Of all the states in which I do research, Tennessee is the most difficult to prove father-son relationship. As I have been thinking about this challenge, I believe that if we had a consolidated, digital index, with links to images, for the whole state of Tennessee…
Not just piecemeal access in printed books, in items transcribed on Rootsweb and US GenWeb and other internet sites…
Not just pedigrees supposed, concluded from circumstantial entries picked here and there, ancestries wished for…
A massive, fully searchable database (or even a series of linked databases) across all jurisdictional levels would allow us to spot migrations within counties, withing districts, within families, and those that meander over years across the state.
Consider the case of Robert Stephenson, who very early appears in Green County KY from where? Then moves to Knox County TN where he appears to live out his life. There are gaps in the timeline however, which could lead to other records and family ties.
Or consider the case of John Bray, who appears in eastern TN (probably Knox County) before 1800. He has two sons born in Kentucky (per the 1850 census) by 1815 and ends up in Anderson County TN–like a ping-pong ball from state to state. Also with gaps in the timeline which could lead to other records and family ties.
Ancestors move into and out of Tennessee.
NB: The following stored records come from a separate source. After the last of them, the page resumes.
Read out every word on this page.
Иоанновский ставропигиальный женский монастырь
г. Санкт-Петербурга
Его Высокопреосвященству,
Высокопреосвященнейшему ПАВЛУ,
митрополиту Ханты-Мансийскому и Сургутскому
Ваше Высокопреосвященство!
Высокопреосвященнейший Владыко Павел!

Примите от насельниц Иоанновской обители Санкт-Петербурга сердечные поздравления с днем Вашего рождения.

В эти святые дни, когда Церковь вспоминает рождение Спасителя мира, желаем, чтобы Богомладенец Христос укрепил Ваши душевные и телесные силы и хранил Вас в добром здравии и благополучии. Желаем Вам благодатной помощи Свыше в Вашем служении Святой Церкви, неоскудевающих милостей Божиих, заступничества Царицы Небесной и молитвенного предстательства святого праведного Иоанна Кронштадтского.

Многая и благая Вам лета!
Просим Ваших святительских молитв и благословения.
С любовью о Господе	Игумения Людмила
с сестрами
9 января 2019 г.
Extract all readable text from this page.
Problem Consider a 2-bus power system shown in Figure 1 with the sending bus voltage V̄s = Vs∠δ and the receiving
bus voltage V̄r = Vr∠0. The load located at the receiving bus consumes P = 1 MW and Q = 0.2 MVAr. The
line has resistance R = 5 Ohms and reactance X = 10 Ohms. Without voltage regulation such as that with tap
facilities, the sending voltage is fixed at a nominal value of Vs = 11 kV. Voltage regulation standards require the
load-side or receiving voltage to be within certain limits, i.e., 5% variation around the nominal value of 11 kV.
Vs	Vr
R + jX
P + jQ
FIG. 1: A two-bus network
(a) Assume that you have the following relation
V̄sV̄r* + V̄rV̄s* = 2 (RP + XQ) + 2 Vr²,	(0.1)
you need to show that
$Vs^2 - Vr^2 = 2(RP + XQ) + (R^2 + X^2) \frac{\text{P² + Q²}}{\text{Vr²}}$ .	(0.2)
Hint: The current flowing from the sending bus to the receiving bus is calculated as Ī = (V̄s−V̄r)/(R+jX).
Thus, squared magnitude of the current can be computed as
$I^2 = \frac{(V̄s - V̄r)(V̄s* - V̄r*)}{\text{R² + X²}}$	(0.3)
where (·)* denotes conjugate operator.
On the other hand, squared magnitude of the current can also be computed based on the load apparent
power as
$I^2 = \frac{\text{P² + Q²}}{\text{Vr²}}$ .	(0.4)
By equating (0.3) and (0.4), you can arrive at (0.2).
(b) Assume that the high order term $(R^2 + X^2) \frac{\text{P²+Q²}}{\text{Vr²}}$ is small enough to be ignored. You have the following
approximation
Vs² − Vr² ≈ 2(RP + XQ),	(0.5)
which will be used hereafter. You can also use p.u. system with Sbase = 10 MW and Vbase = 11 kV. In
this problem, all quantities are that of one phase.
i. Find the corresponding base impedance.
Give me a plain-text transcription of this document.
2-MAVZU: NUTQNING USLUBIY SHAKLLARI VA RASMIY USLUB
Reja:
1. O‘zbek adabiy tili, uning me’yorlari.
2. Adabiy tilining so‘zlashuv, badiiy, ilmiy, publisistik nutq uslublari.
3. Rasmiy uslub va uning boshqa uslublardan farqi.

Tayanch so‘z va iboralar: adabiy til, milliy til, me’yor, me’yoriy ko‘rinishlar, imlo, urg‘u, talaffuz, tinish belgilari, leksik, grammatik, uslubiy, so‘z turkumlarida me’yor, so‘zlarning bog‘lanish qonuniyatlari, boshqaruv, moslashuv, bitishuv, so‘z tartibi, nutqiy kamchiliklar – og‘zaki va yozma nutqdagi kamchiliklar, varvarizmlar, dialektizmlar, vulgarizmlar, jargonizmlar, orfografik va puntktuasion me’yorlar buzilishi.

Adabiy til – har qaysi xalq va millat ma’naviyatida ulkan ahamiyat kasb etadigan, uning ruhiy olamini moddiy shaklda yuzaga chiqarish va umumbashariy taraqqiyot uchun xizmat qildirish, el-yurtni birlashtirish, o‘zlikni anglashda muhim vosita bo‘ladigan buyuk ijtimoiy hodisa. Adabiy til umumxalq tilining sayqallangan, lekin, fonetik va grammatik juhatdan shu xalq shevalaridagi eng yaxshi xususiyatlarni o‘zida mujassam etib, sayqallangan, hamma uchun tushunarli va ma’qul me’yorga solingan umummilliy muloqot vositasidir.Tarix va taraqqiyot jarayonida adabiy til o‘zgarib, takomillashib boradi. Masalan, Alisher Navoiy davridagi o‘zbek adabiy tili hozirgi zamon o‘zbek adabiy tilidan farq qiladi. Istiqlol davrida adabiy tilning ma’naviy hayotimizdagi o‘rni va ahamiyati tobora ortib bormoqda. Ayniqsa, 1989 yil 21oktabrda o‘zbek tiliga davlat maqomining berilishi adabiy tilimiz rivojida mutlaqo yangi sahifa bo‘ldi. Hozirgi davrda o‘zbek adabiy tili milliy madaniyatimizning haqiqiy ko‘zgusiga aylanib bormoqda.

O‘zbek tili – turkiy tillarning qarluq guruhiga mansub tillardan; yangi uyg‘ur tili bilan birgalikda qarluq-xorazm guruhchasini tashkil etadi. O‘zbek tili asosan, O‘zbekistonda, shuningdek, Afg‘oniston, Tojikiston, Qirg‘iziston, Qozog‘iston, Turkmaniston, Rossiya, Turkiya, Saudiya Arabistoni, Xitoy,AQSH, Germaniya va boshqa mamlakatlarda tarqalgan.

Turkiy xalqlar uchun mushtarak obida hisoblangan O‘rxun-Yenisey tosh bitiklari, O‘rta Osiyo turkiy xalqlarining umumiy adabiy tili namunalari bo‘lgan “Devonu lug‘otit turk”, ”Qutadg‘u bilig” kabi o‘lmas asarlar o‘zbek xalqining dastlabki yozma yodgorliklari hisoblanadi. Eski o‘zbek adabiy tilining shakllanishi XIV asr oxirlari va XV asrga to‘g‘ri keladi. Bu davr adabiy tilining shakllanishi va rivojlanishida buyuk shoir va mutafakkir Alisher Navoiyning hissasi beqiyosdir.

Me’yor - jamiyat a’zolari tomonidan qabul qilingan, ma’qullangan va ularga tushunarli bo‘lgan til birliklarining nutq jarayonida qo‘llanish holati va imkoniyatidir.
Leaving almost no track except family traditions and statements in later sources like the census or an obituary filed in some mid-western state like Missouri or Iowa.
Extreme record loss is an essential part of this challenge. Over 90 counties have suffered losses. A consolidated database drawing from all jurisdictional levels could help to ease genealogy stress in Tennessee.
FamilySearch and Ancestry and Fold Three (formerly Footnote) are just a few sites with Tennessee records from several levels–these provide tantalizing tidbits to show what could be accomplished.
Stay tuned to my next post on this blog. I am going to begin an interim bibliography of works that will help you to document Tennessee ancestors on the move. It can serve as a checklist–you can consult this list to see if you have already considered these items in your research.
And for ancestors with less common surnames, like Bray and Childress and Shumate, you will begin to build your own database of where people were when and who they were associated with at the place and time. These entries can be compared and matched with places of origin–Virginia, North Carolina, South Carolina, Maryland, and Pennsylvania. And places of later settlement like Alabama, Texas, Illinois, Arkansas, and Missouri.
And if I do research for you as a client, you will be able to see from my report to you, that I have used this checklist to ensure that no obvious ancestor has been overlooked. Your favorite Tennessee genealogist, Arlene Eakle http://arleneeakle.com
PS Using borrowed and refurbished computers, I plan to port information on my blogs ever 2-3 days. Please stay tuned to benefit from the research I have been doing these past few months while my computer has been down.
[Don’t tell a soul, but my computer skills have improved immensely as I have changed cords from one processor to another, typed data on one computer and transferred it to another, and tried to save files that appeared corrupted. Very pleased with myself. Losing files that are not available in some other place is brutal.]